In the intestine, the canonical Wnt signaling cascade plays a crucial role in driving the proliferation of epithelial cells. Furthermore, aberrant activation of Wnt signaling is strongly associated with the development of colorectal cancer. Despite this evidence, little is known about the precise identity and localization of Wnts and their downstream effectors in the adult intestine. To address this issue, we examined the expression pattern of all Wnts, Frizzleds (Fzs), low-density lipoprotein receptor-related proteins, Wnt antagonists, and T-cell factors in the murine small intestine and colon and adenomas.

Embryonic, postnatal, and adult intestinal samples were subjected to in situ hybridization by using specific RNA probes for the various genes tested.
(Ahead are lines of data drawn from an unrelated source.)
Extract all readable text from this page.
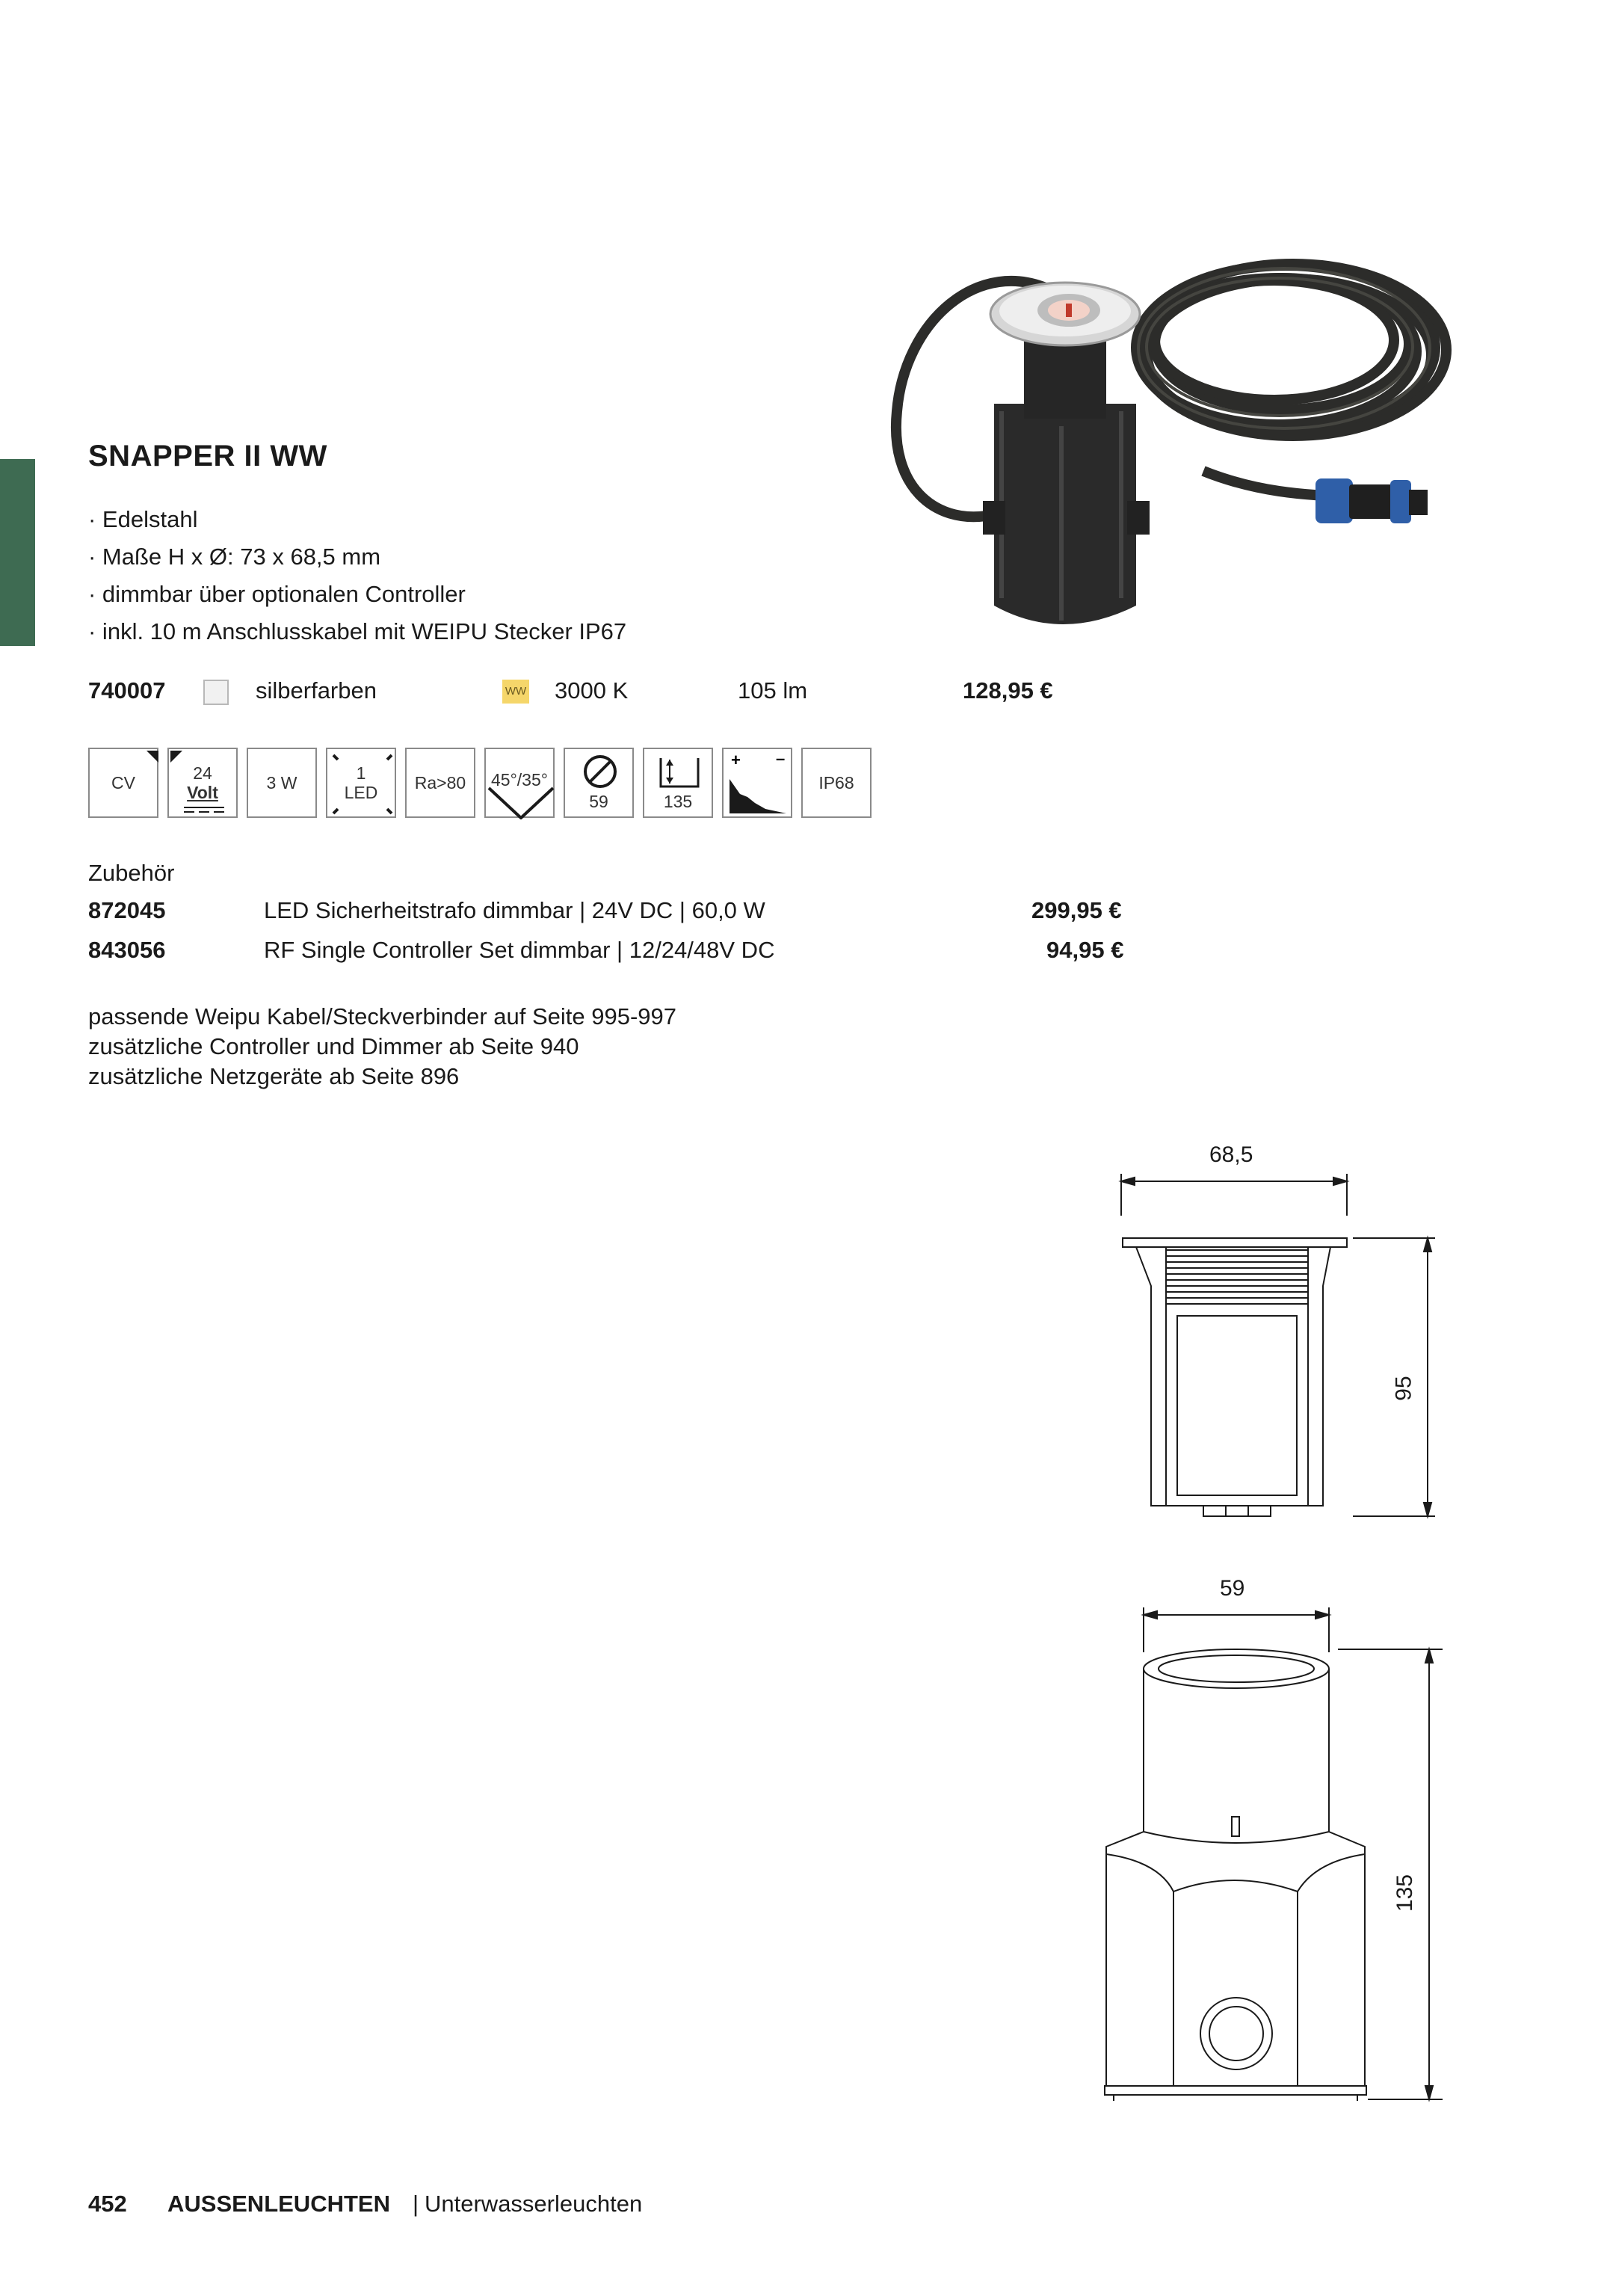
SNAPPER II WW
· Edelstahl
· Maße H x Ø: 73 x 68,5 mm
· dimmbar über optionalen Controller
· inkl. 10 m Anschlusskabel mit WEIPU Stecker IP67
740007	silberfarben	WW 3000 K	105 lm	128,95 €
CV	24
Volt
3 W	1
LED
Ra>80 45°/35°
59	135
+ –
IP68
Zubehör
872045	LED Sicherheitstrafo dimmbar | 24V DC | 60,0 W	299,95 €
843056	RF Single Controller Set dimmbar | 12/24/48V DC	94,95 €
passende Weipu Kabel/Steckverbinder auf Seite 995-997
zusätzliche Controller und Dimmer ab Seite 940
zusätzliche Netzgeräte ab Seite 896
68,5
95
59
135
452 AUSSENLEUCHTEN | Unterwasserleuchten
Our analysis showed high expression of several signaling components (including Wnt-3, Wnt-6, Wnt-9b, Frizzled 4, Frizzled 6, Frizzled 7, low-density lipoprotein receptor-related protein 5, and secreted Frizzled-related protein 5) in crypt epithelial cells. We also detected Wnt-2b, Wnt-4, Wnt-5a, Wnt-5b, Frizzled 4, and Frizzled 6 in differentiated epithelial and mesenchymal cells of the small intestine and colon. Finally, several factors (Frizzled 4, T-cell factor 1, lymphoid enhancer factor, Dickkopf 2, Dickkopf 3, and Wnt-interacting factor) displayed differential expression in normal vs neoplastic tissue.

Our study predicts a much broader role for Wnt signaling in gut development and homeostasis than was previously anticipated from available genetic studies and identifies novel factors likely involved in promoting canonical and noncanonical Wnt signals in the intestine.